Cuando llegué a casa después del trabajo, no encontré al gato.
Me llamo Alfonso García y nunca he sido un hombre de vicios. En mi vigésimo quinto cumpleaños, mis padres me apoyaron para que pudiera independizarme y comprar mi propio piso en Madrid; me ayudaron a reunir lo necesario para la entrada de la hipoteca. Así, empecé a vivir solo. Trabajo como programador y me gusta la vida tranquila; no suelo tener trato con mucha gente.
Para hacer mi existencia más amena, decidí adoptar un gatito. El pobre tenía un problema en las patas delanteras; la familia que lo tenía pensaba sacrificarlo, pero me dio tanta pena que lo llevé conmigo y le puse de nombre Guapetón. Nos adaptamos el uno al otro y pronto él se acostumbró a esperarme cada tarde en la alfombrilla de la entrada.

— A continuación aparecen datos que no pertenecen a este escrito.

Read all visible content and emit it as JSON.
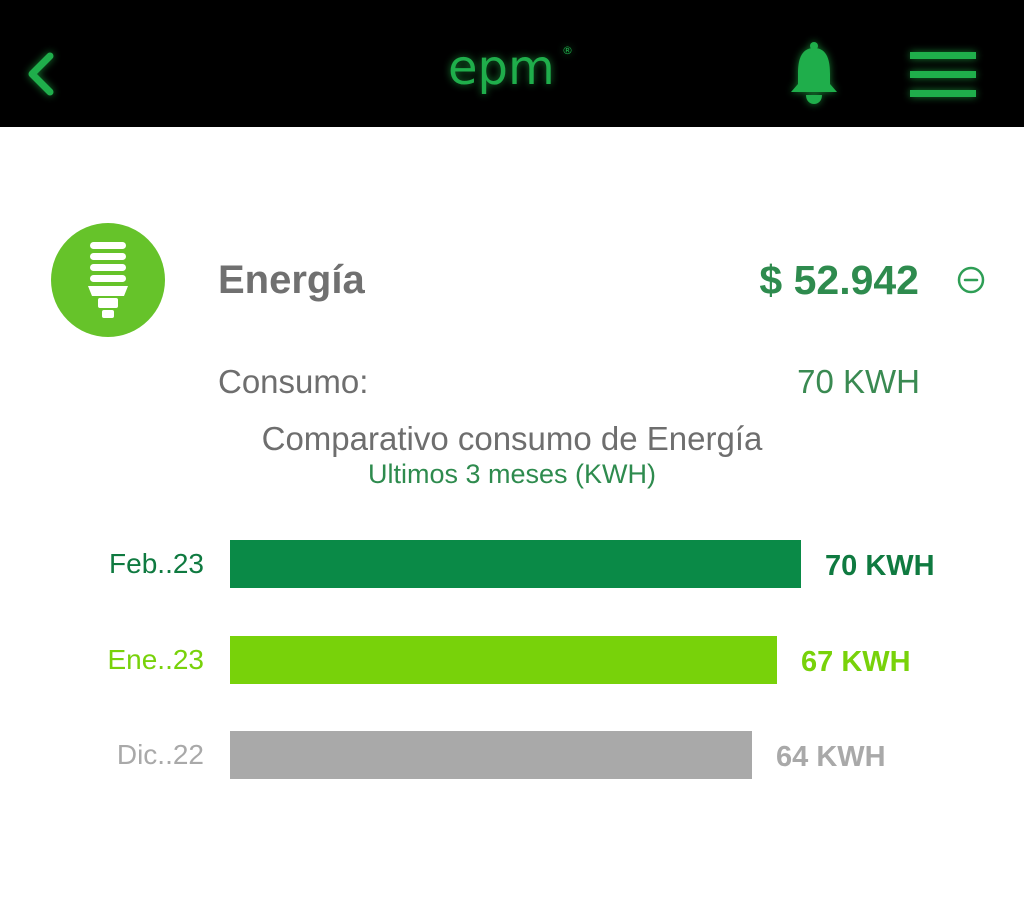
{
  "header": {
    "back_icon": "chevron-left-icon",
    "logo_text": "epm",
    "logo_registered": "®",
    "bell_icon": "bell-icon",
    "menu_icon": "hamburger-menu-icon",
    "accent_color": "#1fae4b",
    "background_color": "#000000"
  },
  "service": {
    "icon": "lightbulb-icon",
    "icon_color": "#66c32a",
    "title": "Energía",
    "amount": "$ 52.942",
    "collapse_icon": "minus-circle-icon",
    "consumo_label": "Consumo:",
    "consumo_value": "70 KWH"
  },
  "chart": {
    "title": "Comparativo consumo de Energía",
    "subtitle": "Ultimos 3 meses (KWH)"
  },
  "chart_data": {
    "type": "bar",
    "orientation": "horizontal",
    "title": "Comparativo consumo de Energía",
    "subtitle": "Ultimos 3 meses (KWH)",
    "categories": [
      "Feb..23",
      "Ene..23",
      "Dic..22"
    ],
    "values": [
      70,
      67,
      64
    ],
    "value_labels": [
      "70 KWH",
      "67 KWH",
      "64 KWH"
    ],
    "colors": [
      "#0a8a47",
      "#78d20a",
      "#a9a9a9"
    ],
    "label_colors": [
      "#0f7a40",
      "#78d20a",
      "#a9a9a9"
    ],
    "grid": false,
    "xlim": [
      0,
      70
    ]
  }
}
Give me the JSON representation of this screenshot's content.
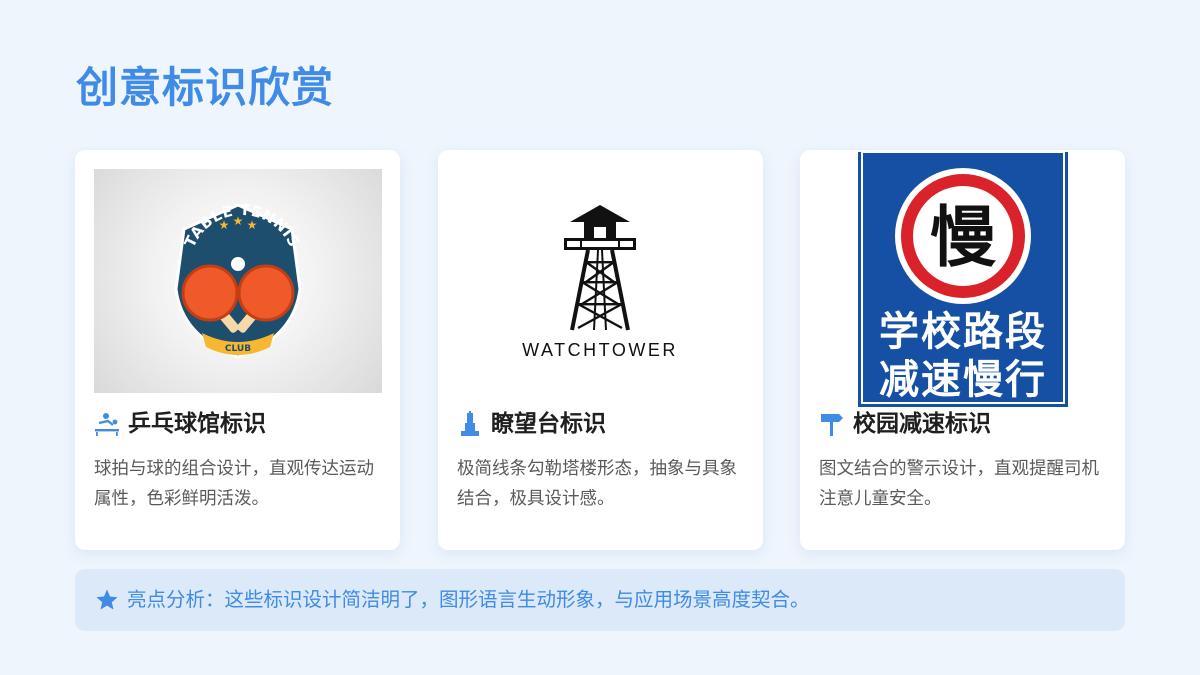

Al tiempo, empecé a salir con una compañera de trabajo, una chica llamada Covadonga. Covadonga tenía mucha iniciativa y en menos de un mes decidió mudarse a mi piso. Desde el principio, no le cayó bien Guapetón y me pidió que lo diera en adopción, pero me negué y le expliqué que el gato era muy importante para mí.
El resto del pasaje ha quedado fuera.